Dunne v Lloyd [2025] WASCA 119

Dunne v Lloyd [2025] WASCA 119

Dunne v Lloyd [2025] WASCA 119

Appeals in Western Australia – 11/08/2025

 

The creation of the then Family Court by the passing of the Family Law Act, 1975, required each of the states to refer their governance of ‘matrimonial causes’ to the Federal Government.  The Western Australia state government was not so keen on that idea and retained matrimonial causes within state jurisdiction.  Accordingly, that Court operates as the Family Court of Western Australia (‘FCWA’) and with its own legislation the Family Court Act 1997 (FCA).  Further, although the Federal Circuit and Family Court (Family Law) Rules 2021 do apply in Western Australia, the state has its own set of Rules, being the Family Court Rules 2021 (WA), which take precedence where any inconsistency exists.

 

In August 2025, in the case of Dunne -v- Lloyd [2025] WASCA 119 (‘Dunne -v- Lloyd’), the Supreme Court of Western Australia (SCWA) was asked to make a determination as to where appeals lie from the Family Court of Western Australia.  That is, did Division 1 of the Federal Circuit and Family Court of Australia (‘FCFCA’) have jurisdiction, or was it the SCWA?

 

Dunne -v- Lloyd involved proceedings relating to an ex nuptial child where the parents lived in different states.  The appellant mother was residing in Perth and the respondent father was residing in rural South Australia.  In the primary proceedings Orders were made for the five-year-old child to reside primarily with the father, with limited access to the mother, which was a reversal of the child’s living arrangements prior to trial.  The mother then appealed those Orders and the Attorney General for Western Australia joined as an Intervener, pursuant to s78B of the Judiciary Act 1903 (Cth).

 

The Court found that as the parents were unmarried and that:

 

“… the applicable State law is contained in Part 5 of the FCA.  Part 5 prescribes the State law where there is a child of unmarried parents, the child is present in the State and one parent is resident in the State: s 36(2) and (3) of the FCA.  These conditions were all met in this case at the time of the trial.

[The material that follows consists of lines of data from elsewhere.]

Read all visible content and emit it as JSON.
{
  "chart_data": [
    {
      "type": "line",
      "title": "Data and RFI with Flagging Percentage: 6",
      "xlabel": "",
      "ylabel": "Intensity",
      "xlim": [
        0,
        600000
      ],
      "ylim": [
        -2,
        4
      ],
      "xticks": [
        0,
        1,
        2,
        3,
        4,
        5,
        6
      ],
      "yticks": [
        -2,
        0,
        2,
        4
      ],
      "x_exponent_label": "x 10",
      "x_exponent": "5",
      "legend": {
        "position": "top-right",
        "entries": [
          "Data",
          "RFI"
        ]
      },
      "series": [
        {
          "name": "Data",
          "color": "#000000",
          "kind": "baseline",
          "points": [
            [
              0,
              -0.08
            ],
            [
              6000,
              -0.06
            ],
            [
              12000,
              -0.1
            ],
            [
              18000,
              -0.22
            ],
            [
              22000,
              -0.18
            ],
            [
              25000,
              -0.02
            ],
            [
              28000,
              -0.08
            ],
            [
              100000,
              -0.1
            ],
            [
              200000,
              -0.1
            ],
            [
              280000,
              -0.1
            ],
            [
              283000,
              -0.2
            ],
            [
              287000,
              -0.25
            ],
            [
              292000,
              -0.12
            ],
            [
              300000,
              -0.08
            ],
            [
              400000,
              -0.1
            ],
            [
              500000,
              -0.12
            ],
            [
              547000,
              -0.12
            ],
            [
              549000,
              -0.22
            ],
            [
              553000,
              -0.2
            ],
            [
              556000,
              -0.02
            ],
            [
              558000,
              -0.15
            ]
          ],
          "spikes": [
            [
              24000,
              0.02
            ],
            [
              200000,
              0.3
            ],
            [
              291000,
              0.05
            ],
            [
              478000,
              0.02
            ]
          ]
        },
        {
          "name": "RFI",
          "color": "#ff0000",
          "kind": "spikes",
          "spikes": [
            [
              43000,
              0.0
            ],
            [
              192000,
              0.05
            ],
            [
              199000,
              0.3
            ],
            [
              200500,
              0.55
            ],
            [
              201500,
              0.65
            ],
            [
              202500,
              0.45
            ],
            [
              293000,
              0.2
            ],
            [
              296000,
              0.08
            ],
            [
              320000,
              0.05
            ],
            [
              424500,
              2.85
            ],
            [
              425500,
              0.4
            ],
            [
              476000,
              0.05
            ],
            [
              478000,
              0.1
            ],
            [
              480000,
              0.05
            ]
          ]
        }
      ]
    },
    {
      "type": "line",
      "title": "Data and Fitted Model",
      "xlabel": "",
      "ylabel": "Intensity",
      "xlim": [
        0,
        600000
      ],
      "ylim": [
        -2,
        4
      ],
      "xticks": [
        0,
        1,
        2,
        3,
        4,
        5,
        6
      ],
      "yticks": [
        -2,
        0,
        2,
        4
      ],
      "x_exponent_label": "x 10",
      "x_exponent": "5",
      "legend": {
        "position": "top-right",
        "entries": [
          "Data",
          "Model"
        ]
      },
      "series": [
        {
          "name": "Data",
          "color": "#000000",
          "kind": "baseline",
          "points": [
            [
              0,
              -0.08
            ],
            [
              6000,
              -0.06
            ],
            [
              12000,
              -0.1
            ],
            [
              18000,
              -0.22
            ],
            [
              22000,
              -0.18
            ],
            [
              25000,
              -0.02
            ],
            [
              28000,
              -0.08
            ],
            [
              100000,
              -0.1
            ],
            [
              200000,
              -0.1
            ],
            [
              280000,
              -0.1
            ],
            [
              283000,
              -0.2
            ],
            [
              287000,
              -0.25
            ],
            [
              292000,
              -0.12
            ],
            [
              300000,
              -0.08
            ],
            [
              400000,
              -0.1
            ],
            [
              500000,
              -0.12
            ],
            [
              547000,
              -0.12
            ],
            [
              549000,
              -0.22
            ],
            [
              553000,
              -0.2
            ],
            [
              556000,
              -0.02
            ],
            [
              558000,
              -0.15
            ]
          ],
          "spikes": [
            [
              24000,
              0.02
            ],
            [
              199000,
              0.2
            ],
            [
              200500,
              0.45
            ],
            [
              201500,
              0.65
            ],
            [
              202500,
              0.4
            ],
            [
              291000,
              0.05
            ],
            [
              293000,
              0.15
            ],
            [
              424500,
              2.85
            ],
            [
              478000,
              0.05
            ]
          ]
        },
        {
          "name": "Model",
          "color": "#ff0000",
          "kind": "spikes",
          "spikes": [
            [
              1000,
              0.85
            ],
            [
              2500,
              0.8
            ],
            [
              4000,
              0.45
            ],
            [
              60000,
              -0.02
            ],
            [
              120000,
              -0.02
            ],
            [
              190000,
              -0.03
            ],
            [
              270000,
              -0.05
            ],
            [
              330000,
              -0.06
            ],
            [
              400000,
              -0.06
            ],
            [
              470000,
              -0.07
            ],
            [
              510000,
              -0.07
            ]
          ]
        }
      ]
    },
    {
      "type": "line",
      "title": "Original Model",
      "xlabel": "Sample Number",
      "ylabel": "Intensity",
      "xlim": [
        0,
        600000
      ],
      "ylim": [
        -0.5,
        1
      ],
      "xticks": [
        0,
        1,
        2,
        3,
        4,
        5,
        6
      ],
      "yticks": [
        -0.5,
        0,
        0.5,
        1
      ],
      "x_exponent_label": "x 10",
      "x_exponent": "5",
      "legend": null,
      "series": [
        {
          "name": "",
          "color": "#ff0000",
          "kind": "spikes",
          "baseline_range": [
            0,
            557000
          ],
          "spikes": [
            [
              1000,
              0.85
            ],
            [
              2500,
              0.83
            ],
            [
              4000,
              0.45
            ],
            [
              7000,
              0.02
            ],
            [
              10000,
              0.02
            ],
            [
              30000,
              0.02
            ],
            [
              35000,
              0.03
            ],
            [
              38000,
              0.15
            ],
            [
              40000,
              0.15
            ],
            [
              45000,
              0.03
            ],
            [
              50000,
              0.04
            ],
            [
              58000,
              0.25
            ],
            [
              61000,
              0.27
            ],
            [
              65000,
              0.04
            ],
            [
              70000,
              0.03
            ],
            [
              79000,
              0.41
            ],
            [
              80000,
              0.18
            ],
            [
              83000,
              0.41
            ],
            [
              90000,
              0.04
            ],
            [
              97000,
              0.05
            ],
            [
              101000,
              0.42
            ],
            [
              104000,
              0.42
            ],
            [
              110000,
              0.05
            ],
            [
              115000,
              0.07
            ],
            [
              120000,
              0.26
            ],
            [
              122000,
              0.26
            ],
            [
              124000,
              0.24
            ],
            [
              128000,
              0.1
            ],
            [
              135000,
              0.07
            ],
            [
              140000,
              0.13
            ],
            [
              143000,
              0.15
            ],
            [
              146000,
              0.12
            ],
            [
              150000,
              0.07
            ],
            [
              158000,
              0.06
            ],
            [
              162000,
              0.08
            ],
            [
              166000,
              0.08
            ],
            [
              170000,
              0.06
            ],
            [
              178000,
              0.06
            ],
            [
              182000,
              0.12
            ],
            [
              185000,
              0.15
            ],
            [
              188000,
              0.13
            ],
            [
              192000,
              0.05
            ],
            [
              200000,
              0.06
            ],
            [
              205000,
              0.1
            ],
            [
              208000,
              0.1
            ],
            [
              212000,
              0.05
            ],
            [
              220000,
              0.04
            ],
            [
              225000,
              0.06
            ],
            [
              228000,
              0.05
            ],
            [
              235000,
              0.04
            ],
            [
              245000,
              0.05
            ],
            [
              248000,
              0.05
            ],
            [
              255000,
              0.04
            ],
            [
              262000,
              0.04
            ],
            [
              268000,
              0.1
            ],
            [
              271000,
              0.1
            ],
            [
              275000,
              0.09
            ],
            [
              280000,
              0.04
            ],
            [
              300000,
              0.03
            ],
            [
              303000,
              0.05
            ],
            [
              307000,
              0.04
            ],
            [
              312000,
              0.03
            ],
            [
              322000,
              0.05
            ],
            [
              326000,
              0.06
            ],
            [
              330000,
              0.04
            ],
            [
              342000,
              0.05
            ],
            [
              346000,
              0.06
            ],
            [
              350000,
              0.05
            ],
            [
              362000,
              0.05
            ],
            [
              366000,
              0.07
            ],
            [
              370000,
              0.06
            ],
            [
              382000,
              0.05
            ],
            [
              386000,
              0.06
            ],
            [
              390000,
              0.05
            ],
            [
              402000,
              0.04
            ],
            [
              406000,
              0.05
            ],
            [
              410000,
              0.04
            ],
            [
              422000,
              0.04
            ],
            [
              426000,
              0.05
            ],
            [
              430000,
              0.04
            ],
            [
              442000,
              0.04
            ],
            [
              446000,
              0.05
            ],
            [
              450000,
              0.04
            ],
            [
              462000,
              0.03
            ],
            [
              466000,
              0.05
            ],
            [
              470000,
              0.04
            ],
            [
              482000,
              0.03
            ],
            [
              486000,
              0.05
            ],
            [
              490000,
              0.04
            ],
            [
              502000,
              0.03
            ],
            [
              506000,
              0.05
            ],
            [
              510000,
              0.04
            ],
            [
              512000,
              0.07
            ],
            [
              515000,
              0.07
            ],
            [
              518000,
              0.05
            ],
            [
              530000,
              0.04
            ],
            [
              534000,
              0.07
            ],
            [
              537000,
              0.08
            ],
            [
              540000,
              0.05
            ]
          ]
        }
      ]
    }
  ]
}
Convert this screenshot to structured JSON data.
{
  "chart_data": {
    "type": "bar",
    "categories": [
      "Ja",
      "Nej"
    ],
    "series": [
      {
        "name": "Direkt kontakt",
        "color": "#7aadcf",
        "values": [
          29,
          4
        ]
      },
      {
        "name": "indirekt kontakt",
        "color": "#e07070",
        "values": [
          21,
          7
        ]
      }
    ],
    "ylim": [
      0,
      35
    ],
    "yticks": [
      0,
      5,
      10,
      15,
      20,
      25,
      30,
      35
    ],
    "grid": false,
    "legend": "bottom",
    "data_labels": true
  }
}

It follows that, in hearing and determining this case, the trial judge was exercising federal jurisdiction, but applying State statute law in the exercise of that jurisdiction.”

The Court was in agreement that as the proceedings related to an ex nuptial child then the appropriate forum for the appeal was the Supreme Court of Western Australia and not the Federal Circuit and Family Court of Australia (Division 1).